IncrementalFlow
The programmatic API for incremental view maintenance: sources, views, ticks, checkpoints, watches.
Where Incremental Views are the SQL face of IVM, IncrementalFlow is the Rust face. It gives you programmatic control over sources, views, ticks, checkpoints, and watches. Use it when you need a custom tick trigger, a non-SQL source, or a watch that pushes deltas to another system.
Shape of a flow
use krishiv_ivm::IncrementalFlow;
let mut flow = IncrementalFlow::new();
// 1. Declare one or more sources (record-batched inputs)
flow.register_source("orders", orders_schema)?;
// 2. Declare views as SQL; the flow orders them topologically
flow.register_view("order_totals",
"SELECT customer_id, SUM(amount) AS total FROM orders GROUP BY customer_id")?;
flow.register_view("top_customers",
"SELECT * FROM order_totals ORDER BY total DESC LIMIT 10")?;
// 3. Drive ticks; each tick returns a StepSummary
let summary = flow.tick("orders", delta_batch).await?;
println!("rows_in={} rows_out={} duration_ms={}",
summary.rows_in, summary.rows_out, summary.duration_ms);
// 4. Read snapshots (current materialised state) or watch for deltas
let snapshot = flow.snapshot("top_customers").await?;
let mut rx = flow.watch_output("top_customers")?;
while let Some(delta) = rx.recv().await { /* … */ }
Step and StepSummary
Each tick(source, DeltaBatch) call:
- Integrates the delta into the source's running snapshot (via
apply_delta). - Walks the view DAG in topological order.
- Diffs each view's full SQL result against its previous output to produce a true
DeltaBatch. - Emits the non-empty deltas to watches and downstream views.
StepSummary reports rows_in (rows received this tick), rows_out (delta rows emitted), and duration_ms.
DeltaBatch (the data type)
DeltaBatch is a RecordBatch with one extra Int64 column named _weight (value +1 for inserts, -1 for retractions, 0 for cancelled-by-update). The runtime treats weights ≠ 0 as "row presence" with multiplicity; 0 weights are dropped before emission.
Dirty-bit scheduling
When the planner sees that a view's SQL references no dirty source or upstream view, that view is skipped in the tick. This makes the per-tick cost proportional to the size of the change, not the size of the data.
Content-addressed dedup
Opt-in per source. Krishiv hashes each incoming batch; identical back-to-back batches (same content) are coalesced. Capped at DEDUP_SEEN_CAPACITY = 10 000 000 entries; older entries are dropped silently and counted via krishiv_dedup_dropped_total.
Checkpoint and restore
flow.checkpoint("s3://bucket/krishiv/ivm/").await?;
// … time passes, possibly failures …
flow.restore("s3://bucket/krishiv/ivm/").await?;
// the next tick resumes from the restored state
Delta checkpoints (per source) serialise only the delta since the last checkpoint. The full state is rebuilt by replaying deltas on restore.

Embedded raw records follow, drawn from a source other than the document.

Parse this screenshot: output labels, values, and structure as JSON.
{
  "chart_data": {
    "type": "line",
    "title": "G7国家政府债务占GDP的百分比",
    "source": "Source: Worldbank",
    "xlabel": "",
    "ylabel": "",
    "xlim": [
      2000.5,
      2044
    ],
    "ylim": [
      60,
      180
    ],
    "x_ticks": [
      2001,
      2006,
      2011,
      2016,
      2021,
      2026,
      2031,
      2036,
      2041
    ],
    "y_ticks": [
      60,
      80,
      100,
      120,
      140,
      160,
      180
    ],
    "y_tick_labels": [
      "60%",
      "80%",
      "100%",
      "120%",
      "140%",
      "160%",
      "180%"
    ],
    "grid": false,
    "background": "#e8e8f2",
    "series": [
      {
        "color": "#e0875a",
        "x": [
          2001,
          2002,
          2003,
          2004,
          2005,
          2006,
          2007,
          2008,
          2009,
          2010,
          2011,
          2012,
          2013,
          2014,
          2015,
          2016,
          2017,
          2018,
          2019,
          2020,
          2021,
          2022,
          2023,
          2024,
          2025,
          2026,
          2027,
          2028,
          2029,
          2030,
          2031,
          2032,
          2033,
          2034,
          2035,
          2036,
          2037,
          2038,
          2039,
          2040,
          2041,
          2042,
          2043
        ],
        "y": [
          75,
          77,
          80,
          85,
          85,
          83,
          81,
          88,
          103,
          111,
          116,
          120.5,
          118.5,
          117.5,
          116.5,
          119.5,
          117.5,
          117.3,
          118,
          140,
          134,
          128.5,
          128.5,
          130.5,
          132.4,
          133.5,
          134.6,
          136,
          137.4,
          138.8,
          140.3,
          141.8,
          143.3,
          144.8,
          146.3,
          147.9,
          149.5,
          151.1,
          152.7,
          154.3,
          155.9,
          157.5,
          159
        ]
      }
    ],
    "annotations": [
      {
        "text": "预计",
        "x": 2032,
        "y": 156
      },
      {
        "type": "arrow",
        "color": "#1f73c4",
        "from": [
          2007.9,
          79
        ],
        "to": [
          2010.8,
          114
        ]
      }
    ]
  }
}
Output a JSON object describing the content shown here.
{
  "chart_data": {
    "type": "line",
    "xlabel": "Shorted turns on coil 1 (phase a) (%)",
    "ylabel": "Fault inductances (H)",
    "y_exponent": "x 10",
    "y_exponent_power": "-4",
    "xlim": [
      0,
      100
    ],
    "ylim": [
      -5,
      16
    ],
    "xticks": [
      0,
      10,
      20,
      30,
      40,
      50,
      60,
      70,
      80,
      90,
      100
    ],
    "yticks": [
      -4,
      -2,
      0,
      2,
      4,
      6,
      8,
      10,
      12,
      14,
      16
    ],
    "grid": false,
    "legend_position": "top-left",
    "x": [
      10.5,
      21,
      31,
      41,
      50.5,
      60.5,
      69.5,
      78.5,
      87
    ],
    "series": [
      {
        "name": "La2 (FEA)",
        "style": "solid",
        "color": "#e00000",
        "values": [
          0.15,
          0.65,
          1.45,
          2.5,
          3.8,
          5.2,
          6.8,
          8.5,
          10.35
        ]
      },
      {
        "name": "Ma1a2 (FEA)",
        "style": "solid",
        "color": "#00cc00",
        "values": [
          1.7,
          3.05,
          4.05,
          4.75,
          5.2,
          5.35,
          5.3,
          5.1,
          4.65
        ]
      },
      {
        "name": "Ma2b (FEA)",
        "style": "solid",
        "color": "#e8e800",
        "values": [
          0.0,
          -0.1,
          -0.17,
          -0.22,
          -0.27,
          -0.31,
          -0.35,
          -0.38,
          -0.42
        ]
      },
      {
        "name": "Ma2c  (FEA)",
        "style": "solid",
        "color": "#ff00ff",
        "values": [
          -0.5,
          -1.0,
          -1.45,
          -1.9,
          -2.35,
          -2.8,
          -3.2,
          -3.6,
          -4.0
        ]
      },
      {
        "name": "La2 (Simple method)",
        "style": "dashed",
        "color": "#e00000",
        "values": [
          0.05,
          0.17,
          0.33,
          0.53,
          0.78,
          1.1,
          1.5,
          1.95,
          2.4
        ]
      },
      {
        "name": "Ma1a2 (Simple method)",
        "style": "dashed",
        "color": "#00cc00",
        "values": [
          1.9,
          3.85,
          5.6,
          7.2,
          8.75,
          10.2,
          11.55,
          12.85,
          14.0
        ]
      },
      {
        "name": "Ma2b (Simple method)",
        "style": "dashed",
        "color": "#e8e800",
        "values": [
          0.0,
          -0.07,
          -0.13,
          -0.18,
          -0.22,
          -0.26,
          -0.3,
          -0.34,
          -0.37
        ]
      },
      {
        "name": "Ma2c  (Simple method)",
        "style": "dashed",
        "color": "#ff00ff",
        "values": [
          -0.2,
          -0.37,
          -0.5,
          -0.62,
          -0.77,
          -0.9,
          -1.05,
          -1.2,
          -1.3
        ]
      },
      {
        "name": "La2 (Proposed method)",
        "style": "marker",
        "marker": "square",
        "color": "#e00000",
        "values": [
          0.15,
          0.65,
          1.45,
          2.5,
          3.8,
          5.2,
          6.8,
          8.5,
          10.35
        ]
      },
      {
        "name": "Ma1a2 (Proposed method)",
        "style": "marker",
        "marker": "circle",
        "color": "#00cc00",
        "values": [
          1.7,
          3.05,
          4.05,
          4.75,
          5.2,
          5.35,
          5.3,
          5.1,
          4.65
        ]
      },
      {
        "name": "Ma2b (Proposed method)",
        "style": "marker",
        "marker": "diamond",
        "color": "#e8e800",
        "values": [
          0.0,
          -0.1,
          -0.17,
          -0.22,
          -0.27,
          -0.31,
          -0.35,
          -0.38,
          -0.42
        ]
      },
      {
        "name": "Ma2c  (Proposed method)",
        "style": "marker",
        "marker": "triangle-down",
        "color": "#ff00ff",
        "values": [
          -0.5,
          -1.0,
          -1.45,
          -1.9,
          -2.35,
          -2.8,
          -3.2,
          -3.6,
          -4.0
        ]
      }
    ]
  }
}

Full checkpoints (for migrations)
checkpoint_full(path) writes the entire materialised state, not just the delta. Use for cross-version migrations where the delta format may have changed.
Coordinator-authoritative remote ticks
When a flow runs in distributed mode, force_diff_based() makes a remote tick bit-identical to a central tick. The coordinator acquires a per-job step_lock, parallelises the step across executors for partitioned views, and waits for all shards to finish before publishing. On failure it re-feeds the pending delta rather than re-computing from the source.
Partitioned flows
PartitionedIncrementalFlow shards the source data by a partition key (typically a hash of the primary key). Each shard is an independent flow; the coordinator merges the deltas. Use for very high-volume sources or when the materialised state does not fit in one executor's memory.
Vector views
You can register a view whose body is a vector-store query (e.g. "k-nearest neighbours to this embedding"). The view's materialised state is a list of point ids + payloads. IvmVectorSink::spawn_vector_view wires a flow to a vector store; VectorViewSpec configures the distance metric and index parameters.